Ordered that the order is affirmed, with costs.
The plaintiff was a subcontractor of the defendant Sturdy Concrete Co., Corp. (hereinafter Sturdy) with respect to a subway reconstruction contract entered into with the New York City Transit Authority (hereinafter the Transit Authority). The general contract provided that any action under the contract was required to be “commenced within six (6) months after the date of the issuance of the Final Payment Certificate.” The subcontract provided that the subcontractor’s rights were subject to all of the limitations imposed on the general contractor by the general contract. The Supreme Court correctly read this contract language as incorporating by reference into the subcontract the six-month period of limitations set forth in the general contract (see Kingsley Arms, Inc. v Sano Rubin Constr. Co., Inc., 16 AD3d 813 [2005]; Peter Scalamandre & Sons v Village Dock, 187 AD2d 496 [1992]). Since the plaintiff failed to commence the action within the applicable six-month period, Sturdy was entitled to summary judgment dismissing the complaint insofar as asserted against it on the ground that it was time-barred.
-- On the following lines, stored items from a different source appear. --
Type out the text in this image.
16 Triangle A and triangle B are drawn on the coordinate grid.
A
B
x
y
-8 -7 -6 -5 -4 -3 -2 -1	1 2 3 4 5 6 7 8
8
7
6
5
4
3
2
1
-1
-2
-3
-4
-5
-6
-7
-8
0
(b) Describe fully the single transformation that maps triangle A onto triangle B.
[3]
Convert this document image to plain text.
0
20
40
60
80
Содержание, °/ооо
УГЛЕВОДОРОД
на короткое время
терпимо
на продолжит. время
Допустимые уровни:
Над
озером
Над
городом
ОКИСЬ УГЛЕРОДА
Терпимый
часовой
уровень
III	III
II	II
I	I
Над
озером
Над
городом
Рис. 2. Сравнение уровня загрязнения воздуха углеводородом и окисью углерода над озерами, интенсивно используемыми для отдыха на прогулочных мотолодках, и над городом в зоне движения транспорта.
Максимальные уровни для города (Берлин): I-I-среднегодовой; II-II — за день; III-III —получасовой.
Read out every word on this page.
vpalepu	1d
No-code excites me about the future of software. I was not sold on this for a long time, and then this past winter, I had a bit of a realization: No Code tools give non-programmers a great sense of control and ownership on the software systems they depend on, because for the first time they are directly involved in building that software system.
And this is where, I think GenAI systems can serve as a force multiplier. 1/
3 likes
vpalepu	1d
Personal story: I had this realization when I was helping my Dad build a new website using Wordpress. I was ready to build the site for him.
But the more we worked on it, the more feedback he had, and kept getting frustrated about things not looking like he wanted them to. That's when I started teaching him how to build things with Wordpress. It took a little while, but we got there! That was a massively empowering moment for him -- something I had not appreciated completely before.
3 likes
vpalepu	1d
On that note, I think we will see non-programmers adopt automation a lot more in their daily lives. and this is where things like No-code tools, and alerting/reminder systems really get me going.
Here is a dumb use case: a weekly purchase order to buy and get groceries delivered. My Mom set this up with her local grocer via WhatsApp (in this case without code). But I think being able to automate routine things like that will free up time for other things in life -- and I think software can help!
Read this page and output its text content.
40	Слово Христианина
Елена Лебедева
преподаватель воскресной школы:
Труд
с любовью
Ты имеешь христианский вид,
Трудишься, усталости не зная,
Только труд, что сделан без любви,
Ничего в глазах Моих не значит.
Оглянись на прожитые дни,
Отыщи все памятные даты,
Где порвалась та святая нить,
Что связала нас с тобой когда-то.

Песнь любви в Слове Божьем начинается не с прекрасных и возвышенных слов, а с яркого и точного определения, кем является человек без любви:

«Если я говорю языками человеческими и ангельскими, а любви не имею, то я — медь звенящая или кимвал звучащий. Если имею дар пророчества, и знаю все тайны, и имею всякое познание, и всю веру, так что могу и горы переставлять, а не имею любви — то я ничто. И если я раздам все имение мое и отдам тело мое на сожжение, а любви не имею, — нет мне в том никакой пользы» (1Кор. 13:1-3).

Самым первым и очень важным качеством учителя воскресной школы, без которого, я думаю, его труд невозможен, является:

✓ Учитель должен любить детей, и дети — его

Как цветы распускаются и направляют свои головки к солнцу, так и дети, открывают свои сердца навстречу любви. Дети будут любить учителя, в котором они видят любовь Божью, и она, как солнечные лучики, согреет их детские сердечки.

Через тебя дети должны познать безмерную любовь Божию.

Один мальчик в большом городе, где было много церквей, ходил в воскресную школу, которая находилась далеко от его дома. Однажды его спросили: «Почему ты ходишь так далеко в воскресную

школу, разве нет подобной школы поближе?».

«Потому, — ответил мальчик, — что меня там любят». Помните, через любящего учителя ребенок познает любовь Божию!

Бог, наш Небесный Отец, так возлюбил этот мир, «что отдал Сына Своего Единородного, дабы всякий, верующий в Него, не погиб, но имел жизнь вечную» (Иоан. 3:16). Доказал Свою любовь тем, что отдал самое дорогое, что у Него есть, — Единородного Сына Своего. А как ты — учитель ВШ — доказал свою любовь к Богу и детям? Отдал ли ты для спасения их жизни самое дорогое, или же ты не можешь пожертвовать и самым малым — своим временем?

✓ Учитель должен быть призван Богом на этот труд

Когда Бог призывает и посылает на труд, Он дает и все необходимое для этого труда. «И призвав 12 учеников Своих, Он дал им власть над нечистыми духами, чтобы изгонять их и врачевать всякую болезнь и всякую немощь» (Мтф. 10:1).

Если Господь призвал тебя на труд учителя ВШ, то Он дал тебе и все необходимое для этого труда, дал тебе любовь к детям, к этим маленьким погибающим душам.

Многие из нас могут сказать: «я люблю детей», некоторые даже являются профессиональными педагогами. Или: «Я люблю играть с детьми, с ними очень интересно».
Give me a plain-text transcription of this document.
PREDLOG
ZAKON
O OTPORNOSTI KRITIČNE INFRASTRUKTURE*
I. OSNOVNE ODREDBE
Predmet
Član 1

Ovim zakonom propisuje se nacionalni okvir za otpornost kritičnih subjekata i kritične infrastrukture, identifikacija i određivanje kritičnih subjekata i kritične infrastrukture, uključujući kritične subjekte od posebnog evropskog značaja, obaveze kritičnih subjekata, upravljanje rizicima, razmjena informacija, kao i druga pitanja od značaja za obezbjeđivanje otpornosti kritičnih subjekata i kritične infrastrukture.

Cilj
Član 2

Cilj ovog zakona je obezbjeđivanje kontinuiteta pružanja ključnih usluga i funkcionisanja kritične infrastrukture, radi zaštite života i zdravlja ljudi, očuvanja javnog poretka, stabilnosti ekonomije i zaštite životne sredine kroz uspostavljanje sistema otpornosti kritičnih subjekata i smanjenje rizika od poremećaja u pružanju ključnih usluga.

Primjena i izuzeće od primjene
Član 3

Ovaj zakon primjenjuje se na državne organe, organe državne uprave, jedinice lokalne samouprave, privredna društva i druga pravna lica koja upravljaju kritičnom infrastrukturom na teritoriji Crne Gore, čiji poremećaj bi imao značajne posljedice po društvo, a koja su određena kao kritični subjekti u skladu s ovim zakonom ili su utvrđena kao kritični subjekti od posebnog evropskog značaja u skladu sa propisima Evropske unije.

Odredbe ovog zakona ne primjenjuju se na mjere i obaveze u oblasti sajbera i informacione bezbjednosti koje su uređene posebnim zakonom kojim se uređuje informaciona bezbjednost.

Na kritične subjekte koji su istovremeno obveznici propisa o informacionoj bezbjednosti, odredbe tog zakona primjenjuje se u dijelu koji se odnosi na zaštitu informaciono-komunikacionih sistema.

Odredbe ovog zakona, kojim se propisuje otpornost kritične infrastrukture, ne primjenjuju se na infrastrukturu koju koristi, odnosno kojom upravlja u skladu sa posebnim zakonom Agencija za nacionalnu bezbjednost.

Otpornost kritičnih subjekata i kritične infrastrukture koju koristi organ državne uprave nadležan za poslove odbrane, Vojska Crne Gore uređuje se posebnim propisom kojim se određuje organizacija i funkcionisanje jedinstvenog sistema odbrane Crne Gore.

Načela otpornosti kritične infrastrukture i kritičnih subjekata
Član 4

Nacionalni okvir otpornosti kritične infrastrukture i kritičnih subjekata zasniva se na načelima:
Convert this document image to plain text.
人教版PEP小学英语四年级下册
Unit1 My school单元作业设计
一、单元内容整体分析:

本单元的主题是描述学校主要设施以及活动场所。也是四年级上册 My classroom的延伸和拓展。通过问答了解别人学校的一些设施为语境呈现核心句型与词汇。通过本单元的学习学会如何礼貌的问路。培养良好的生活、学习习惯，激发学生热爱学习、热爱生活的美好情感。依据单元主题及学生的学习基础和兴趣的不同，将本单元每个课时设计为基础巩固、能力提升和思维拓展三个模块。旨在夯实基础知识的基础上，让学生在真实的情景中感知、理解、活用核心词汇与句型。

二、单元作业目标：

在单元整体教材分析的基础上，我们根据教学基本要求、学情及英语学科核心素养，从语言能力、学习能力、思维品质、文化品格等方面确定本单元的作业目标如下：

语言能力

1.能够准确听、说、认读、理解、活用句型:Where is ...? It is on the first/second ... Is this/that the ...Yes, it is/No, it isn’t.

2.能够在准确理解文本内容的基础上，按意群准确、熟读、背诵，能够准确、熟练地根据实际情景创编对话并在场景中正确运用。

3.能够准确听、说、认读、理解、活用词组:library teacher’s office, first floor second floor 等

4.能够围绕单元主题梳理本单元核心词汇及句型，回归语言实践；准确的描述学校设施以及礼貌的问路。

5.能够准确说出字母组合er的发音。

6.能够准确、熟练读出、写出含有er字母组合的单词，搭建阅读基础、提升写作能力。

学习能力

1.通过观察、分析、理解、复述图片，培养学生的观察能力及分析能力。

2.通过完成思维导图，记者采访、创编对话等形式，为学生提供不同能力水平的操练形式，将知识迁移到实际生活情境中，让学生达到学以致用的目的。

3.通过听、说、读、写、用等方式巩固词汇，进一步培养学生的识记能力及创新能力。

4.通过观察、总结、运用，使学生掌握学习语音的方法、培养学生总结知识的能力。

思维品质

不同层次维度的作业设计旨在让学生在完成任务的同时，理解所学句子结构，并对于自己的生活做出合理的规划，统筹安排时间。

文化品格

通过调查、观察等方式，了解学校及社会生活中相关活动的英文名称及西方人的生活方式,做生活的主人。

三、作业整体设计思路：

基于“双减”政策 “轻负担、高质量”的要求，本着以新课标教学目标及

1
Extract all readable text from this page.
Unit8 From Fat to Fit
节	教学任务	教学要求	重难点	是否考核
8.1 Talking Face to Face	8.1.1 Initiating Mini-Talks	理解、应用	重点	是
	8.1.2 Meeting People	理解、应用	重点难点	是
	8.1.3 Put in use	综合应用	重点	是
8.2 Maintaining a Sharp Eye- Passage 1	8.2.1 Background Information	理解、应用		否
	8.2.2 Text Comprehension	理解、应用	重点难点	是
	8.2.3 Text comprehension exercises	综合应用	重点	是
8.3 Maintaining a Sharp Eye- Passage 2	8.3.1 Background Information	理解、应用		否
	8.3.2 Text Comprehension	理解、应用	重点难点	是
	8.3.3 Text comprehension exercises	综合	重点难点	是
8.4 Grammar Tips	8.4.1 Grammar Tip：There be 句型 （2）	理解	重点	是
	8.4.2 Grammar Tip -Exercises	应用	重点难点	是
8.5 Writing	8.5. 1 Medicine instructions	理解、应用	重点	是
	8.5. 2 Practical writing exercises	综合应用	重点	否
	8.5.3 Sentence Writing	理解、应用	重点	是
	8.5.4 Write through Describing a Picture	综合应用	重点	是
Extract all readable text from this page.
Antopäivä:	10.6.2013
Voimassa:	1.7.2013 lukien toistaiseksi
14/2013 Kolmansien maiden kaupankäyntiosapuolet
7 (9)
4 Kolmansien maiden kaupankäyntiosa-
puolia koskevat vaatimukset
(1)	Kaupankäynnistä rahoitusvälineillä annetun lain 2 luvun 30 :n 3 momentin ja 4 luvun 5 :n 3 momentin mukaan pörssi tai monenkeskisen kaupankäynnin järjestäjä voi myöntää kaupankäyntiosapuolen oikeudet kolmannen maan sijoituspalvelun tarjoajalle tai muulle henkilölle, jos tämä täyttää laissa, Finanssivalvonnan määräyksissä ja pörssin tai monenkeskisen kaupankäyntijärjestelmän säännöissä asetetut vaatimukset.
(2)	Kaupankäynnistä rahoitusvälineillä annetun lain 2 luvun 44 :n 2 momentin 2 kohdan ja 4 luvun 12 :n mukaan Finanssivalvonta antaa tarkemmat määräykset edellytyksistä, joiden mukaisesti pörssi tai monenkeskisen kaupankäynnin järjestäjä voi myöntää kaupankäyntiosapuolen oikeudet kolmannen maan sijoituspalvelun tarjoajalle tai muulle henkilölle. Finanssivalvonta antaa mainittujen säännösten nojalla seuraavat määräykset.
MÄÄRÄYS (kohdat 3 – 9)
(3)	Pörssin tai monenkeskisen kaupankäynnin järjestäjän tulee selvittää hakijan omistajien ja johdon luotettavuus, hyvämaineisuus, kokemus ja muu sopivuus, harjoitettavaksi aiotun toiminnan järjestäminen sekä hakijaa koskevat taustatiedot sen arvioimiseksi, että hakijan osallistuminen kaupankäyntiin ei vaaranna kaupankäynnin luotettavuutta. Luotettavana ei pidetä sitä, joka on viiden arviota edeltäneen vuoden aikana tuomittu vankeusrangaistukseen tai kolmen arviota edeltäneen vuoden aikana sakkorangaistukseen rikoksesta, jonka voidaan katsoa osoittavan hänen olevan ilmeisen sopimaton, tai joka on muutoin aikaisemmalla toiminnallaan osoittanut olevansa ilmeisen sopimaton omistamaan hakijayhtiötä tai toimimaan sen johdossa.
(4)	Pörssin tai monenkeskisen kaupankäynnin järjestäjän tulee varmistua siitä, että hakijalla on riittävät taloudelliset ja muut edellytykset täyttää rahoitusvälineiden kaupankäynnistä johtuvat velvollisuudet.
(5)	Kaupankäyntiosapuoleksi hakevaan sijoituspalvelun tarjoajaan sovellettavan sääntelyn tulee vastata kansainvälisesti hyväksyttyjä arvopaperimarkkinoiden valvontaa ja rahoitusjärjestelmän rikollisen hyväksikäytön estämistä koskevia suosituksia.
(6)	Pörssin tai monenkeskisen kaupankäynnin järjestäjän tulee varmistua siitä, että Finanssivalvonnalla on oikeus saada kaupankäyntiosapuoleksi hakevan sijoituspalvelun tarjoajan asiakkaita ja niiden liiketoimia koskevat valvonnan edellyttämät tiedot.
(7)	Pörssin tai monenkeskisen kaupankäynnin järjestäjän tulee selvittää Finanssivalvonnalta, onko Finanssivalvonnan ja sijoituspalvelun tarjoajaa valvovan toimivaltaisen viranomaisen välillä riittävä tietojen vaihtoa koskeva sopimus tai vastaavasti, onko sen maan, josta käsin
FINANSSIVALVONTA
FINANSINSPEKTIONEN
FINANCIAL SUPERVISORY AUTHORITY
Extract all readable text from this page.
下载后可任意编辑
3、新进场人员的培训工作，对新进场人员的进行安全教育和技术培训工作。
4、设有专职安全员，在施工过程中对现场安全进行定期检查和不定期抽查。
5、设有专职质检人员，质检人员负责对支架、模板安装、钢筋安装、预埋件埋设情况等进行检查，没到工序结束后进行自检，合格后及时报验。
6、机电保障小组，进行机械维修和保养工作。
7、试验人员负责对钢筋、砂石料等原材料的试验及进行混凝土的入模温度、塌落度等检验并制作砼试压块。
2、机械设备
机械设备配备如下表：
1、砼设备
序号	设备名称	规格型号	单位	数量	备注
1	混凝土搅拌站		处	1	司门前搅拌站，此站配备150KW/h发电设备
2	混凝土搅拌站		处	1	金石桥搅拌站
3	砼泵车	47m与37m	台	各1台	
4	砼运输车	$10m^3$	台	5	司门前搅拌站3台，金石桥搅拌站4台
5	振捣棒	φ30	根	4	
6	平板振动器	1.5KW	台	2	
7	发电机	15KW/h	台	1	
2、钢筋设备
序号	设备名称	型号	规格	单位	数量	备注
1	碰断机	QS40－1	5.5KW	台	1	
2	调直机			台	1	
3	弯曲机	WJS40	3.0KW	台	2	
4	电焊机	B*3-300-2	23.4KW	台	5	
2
The defendant Travelers Casualty & Surety Company of America (hereinafter Travelers) also was entitled to summary judgment dismissing the complaint insofar as asserted against it. The payment bond issued by Travelers, as surety, provided that Travelers shall not be subject to any action commenced “later than two years after the complete performance of [the general contract] and final settlement thereof.” Since the plaintiffs action was commenced more than two years after the complete performance and final settlement of the general contract, the complaint was time-barred insofar as asserted against Travelers (see A.C. Legnetto Constr. v Hartford Fire Ins. Co., 92 NY2d 275, 277 [1998]).
The plaintiff’s remaining contention is without merit. Spolzino, J.P, Florio, Skelos and McCarthy, JJ., concur.